Der Spiegel der Konflikte
„Die Vollversammlung war ein Spiegel der großen und verdrängten Weltkonflikte“, sagte Dietrich Werner vom Hilfswerk „Brot für die Welt“. Zur Weiterarbeit seien alle Gottesdienste der Vollversammlung auf YouTube zu sehen, das Liturgie- und Liederbuch der Vollversammlung stehe zum Download bereit, der Evangelische Pressedienst (epd) veröffentliche die zentralen Dokumente der Vollversammlung in deutscher Sprache. Der erste Band liege bereits vor, zwei weitere folgen.
Drei der vielen Themen der Vollversammlung griff das digitale Austauschtreffen besonders heraus. Das erste war die Situation indigener Menschen. Klimagerechtigkeit und die Rechte der indigenen Völker gehörten zusammen, sagte Anupama Hial, Pastorin der Jeypore-Kirche in Indien und Dalit-Frau. In ihrer Heimat seien 75 Prozent der Bevölkerung von der Landwirtschaft abhängig. Sie sei oft nur saisonal möglich.

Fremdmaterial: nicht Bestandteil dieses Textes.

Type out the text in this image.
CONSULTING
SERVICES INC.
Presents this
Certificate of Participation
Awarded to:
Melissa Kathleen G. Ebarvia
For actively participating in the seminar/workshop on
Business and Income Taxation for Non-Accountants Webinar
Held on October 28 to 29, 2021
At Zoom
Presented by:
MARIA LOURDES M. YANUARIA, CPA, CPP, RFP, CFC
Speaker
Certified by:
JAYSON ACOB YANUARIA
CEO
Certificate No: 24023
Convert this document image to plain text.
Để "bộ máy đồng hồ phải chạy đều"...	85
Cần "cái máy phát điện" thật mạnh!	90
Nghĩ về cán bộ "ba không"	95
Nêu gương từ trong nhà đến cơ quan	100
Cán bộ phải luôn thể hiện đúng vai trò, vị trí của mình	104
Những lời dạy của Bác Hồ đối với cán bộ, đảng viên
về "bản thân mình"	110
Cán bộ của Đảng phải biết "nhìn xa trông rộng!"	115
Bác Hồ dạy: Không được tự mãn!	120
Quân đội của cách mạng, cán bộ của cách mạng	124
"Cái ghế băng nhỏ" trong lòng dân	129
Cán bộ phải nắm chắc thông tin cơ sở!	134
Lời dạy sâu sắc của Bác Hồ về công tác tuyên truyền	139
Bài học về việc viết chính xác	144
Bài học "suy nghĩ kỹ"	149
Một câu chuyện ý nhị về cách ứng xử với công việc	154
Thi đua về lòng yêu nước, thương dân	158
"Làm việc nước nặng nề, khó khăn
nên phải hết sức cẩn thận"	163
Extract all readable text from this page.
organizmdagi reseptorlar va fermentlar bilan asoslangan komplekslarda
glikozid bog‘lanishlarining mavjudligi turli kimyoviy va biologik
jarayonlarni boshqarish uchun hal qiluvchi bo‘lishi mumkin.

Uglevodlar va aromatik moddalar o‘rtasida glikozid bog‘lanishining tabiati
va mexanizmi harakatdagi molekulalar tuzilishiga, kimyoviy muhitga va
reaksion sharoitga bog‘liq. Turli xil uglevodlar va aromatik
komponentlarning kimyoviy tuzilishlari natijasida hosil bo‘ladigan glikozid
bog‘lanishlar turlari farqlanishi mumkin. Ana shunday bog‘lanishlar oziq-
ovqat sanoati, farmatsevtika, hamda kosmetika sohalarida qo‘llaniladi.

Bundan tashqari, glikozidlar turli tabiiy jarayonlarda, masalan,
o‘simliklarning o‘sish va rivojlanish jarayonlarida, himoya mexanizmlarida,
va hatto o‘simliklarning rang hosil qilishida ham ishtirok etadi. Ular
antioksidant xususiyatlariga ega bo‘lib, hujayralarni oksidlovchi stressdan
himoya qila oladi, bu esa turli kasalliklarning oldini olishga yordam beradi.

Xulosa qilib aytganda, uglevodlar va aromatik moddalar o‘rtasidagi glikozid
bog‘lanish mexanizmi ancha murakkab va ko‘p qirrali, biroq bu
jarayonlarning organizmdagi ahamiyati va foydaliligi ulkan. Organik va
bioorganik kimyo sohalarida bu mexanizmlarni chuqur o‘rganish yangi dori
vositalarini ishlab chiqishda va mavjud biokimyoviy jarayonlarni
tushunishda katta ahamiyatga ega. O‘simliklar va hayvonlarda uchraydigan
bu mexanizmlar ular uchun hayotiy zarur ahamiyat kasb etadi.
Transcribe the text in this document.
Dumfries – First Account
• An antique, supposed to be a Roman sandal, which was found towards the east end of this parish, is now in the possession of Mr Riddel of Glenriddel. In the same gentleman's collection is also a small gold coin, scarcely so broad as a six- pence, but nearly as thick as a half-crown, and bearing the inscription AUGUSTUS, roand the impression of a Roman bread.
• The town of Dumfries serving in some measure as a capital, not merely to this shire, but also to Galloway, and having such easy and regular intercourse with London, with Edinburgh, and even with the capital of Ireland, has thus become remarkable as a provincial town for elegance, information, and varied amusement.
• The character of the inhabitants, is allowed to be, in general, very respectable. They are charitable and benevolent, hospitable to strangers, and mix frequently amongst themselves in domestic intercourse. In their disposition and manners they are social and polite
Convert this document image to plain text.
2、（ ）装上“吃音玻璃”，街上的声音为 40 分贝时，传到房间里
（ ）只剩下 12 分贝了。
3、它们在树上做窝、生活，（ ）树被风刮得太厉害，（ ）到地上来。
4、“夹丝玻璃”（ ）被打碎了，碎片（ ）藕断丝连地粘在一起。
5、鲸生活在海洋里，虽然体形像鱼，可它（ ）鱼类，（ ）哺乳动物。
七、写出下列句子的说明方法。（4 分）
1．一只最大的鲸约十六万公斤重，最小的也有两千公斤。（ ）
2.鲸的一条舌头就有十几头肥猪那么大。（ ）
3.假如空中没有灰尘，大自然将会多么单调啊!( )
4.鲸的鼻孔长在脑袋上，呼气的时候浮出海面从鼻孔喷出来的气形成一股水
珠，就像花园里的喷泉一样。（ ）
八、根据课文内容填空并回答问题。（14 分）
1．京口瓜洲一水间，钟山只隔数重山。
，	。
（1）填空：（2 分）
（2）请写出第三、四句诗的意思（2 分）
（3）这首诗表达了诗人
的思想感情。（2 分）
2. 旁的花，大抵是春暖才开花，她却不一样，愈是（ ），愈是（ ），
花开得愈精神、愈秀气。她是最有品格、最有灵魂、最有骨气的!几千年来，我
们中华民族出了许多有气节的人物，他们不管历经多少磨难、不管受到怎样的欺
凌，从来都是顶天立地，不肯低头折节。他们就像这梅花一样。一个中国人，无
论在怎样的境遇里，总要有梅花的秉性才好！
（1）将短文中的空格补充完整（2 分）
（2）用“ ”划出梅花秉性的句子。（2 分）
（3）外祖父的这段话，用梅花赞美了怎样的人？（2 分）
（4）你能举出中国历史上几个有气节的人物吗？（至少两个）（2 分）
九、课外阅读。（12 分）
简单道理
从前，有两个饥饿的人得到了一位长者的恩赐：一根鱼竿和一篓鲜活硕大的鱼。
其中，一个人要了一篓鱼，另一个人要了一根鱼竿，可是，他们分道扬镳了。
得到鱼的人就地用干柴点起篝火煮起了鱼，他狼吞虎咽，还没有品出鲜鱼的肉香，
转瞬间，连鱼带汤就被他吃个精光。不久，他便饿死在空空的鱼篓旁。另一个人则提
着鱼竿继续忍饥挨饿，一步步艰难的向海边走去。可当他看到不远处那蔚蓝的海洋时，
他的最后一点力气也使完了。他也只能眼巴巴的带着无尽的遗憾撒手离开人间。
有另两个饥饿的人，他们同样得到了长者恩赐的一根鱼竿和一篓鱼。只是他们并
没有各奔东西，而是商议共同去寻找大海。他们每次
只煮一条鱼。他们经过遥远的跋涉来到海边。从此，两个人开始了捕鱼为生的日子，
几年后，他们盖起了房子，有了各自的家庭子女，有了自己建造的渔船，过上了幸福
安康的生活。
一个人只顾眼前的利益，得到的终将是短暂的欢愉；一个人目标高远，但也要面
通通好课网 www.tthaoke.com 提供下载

Die Menschen zögen auf der Suche nach Arbeit umher. „Reden genügt nicht, wir müssen handeln“, sagte Hial im Blick auf die Klimaveränderungen. Nötig sei unter anderem eine stärkere Vernetzung von Nichtregierungsorganisationen (NGOs) mit kirchlichen Entwicklungsorganisationen.
Die Muttersprache von Lubina Mahling aus Bautzen ist Sorbisch. Sie berichtete von einer Atmosphäre der „Freude“ und gleichzeitig der „Erschütterung“ bei der Vorkonferenz der indigenen Völker. Sie sei von „Wut und Trauer über den Westen“ geprägt gewesen. „Die westliche Lebens- und Wirtschaftsweise zerstört unseren Planeten, zerstört uns“, war dort zu hören. Wir könnten theologisch viel von den Indigenen lernen, sagt Mahling: „Wir müssen nicht für die Schöpfung beten, als wären wir kein Teil von ihr. Wir sollten stattdessen in den Jubel und die Klage der Schöpfung mit einstimmen.“


Klare Ablehnung jedes Krieges
Die Ukraine-Erklärung, sagte Fernando Enns, der dem ÖRK-Zentralkomitee angehört, sei eine im Konsens verabschiedete „klare Ablehnung des Krieges schlechthin“. Er hätte sich gewünscht, die Erklärung wäre ausführlicher diskutiert worden. Es sei wichtig, auch die Sicht anderer Länder wie Äthiopien oder Brasilien auf den Konflikt zu sehen. Wie Bundespräsident Steinmeier aufgetreten sei, habe leider „nicht zum Dialog geholfen“.
Bischof Ibrahim Azar war aus Beirut zugeschaltet. Er setze sich dafür ein, „dass Christen und Juden im Heiligen Land eine gemeinsame Zukunft haben“. Die Konzentration der Diskussion auf die Frage, ob der Begriff „Apartheid“ in Israel anzuwenden sei oder nicht, sei falsch. Stattdessen sei es wichtig, auf das Leben der Menschen zu schauen. „Der große Fehler ist: wir leben nebeneinander, nicht miteinander.“


"Ökumene des Herzens" - Rund 90 Mal Liebe
Dritter Schwerpunkt war die Ökumene-Erklärung der Vollversammlung, das „Unity-Statement“. Auf sechs Seiten stehe rund 90 Mal das Wort „Liebe“, hat ACK-Geschäftsführerin Verena Hammes nachgezählt. Auch wenn vom Anfangsentwurf wenig übrig und zeitweise jedes Komma diskutiert worden sei, ist sie mit dem Ergebnis zufrieden. Was den Text einzigartig mache, sei vor allem sein Ton. „Die Welt braucht ein Hoffnungszeichen, wie es weitergehen kann.“ „Es ist die Zeit der Ökumene des Vertrauens und nicht des Argwohns“. Zur beschriebenen „Ökumene des Herzens“, brauche es aber nicht nur das Herz, sondern auch den Kopf.
Vasile Octavian Mihoc, Dozent am Ökumenischen Institut in Bossey, ergänzte, Liebe sei „die ständige Antwort auf die Probleme der Welt. Sie zwingt uns, an der göttlichen Verwandlung der Welt mitzuwirken“ und eine „Ökumene der Füße“ und der konkreten Handlungsschritte zu leben.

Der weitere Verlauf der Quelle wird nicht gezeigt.